Tommy Hilfiger Defends Melania Trump & Says Designers Should Be "Proud" To Dress Her

President-elect Donald Trump ran a campaign that alienated many in the fashion industry. Consequently, some designers have publicly spoken out about their reservations on dressing his wife, future first lady Melania Trump. But on Monday, designer Tommy Hilfiger defended Melania Trump, and said that designers should be "proud" to dress her, urging other designers not to get "political" about it.

While speaking to Women's Wear Daily at the Angel Ball about dressing Melania Trump, Hilfiger said,

I think Melania is a very beautiful woman and I think any designer should be proud to dress her. Ivanka is equally as beautiful and smart, although she wears her own clothes.
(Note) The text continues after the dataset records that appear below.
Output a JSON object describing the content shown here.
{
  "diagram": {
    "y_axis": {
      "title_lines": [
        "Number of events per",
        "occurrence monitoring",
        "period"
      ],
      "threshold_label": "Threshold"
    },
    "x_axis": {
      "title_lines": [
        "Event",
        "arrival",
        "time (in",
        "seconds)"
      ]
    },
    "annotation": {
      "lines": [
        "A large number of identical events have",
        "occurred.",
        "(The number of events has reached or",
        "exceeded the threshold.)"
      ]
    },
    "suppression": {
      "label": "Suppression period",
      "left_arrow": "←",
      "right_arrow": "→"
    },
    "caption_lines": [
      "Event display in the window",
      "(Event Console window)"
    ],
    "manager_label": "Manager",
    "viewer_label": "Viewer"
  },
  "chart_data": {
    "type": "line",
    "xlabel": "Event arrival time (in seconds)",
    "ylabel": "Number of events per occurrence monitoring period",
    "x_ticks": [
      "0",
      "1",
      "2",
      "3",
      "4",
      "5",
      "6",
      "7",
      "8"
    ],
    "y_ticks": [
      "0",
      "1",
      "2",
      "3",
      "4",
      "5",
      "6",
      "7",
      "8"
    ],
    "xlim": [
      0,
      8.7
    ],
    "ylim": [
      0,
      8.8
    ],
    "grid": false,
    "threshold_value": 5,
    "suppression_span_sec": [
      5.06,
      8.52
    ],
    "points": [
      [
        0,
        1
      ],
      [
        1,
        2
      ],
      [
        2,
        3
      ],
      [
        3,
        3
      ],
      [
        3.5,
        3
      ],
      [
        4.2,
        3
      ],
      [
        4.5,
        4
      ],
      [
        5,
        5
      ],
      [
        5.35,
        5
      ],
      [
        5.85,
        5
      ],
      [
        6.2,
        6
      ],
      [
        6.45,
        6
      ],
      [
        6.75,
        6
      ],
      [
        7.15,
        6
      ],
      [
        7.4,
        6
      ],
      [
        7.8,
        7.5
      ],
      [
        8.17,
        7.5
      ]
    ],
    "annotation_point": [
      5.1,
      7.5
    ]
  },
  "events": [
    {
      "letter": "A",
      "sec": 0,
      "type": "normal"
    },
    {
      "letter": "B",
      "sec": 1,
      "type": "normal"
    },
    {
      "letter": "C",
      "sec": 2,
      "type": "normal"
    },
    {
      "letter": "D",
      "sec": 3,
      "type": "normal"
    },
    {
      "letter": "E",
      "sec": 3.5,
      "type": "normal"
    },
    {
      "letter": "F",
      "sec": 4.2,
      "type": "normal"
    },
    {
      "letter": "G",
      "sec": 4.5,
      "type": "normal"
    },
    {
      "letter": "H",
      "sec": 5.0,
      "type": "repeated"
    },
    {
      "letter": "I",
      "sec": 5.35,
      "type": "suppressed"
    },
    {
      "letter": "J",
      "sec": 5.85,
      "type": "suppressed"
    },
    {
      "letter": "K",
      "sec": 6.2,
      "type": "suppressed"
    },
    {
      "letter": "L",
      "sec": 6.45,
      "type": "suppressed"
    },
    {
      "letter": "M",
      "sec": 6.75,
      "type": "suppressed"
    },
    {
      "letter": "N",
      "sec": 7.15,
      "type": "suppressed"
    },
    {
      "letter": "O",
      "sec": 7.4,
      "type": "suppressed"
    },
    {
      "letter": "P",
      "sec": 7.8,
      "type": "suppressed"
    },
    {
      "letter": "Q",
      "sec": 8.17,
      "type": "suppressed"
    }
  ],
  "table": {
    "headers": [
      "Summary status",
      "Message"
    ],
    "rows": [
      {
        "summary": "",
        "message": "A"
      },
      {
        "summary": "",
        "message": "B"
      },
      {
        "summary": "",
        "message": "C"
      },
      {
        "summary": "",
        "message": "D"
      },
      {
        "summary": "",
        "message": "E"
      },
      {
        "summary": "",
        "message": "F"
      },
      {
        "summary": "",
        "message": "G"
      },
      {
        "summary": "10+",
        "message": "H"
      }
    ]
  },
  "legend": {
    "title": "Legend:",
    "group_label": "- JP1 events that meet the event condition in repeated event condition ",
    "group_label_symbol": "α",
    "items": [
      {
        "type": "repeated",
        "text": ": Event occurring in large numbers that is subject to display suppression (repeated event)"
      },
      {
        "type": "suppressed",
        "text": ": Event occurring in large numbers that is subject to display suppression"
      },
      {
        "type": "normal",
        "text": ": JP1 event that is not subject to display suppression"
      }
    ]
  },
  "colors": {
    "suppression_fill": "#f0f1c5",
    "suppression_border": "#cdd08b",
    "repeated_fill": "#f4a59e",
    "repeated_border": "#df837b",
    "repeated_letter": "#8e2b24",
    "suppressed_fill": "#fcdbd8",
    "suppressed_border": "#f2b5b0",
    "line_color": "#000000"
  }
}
I don’t think people should become political about it. Everyone was very happy to dress Michelle [Obama] as well. I think they look great in the clothes. You’re not gonna get much more beautiful than Ivanka or Melania.

Hilfiger's opinion comes as a sharp contrast to that of French designer Sophie Theallet, who dressed first lady Michelle Obama. Theallet took a public stance against dressing the future first lady in a letter she posted to social media, saying that "as one who celebrates and strives for diversity, individual freedom and respect for all lifestyles," she refused to dress or associate with Trump, particularly noting her issue with the "rhetoric of racism, sexism and xenophobia unleashed by her husband’s presidential campaign."

Other designers have been more cautious on the matter of an outright ban, with Jeremy Scott telling Vanity Fair, "I’m going to give Melania the benefit of the doubt," even as he noted his sadness that her husband won the election. Still others haven't spoken publicly about the matter at all, with The New York Times reporting that an anonymous fashion designer preferred not to speak up yet, but pretended he didn't receive a request from the Trump family to borrow a dress.

For better or for worse, the issue of a first lady's fashion has long been an important one. At the National Museum of American History in Washington D.C., the "First Ladies" exhibit mainly revolves around their gowns. First ladies have used their fashion choices to make statements, as with Michelle Obama's insistence on supporting independent, inclusive American designers.

The fashion industry is made up of many women and gay men, two groups of people who potentially stand to suffer if the president-elect and his vice president, Mike Pence, are able to act on some of their campaign promises and past views.

At least the future first lady has Hilfiger (who, by the way, is a straight white man). And if all else fails, she can always borrow a dress from Ivanka's line.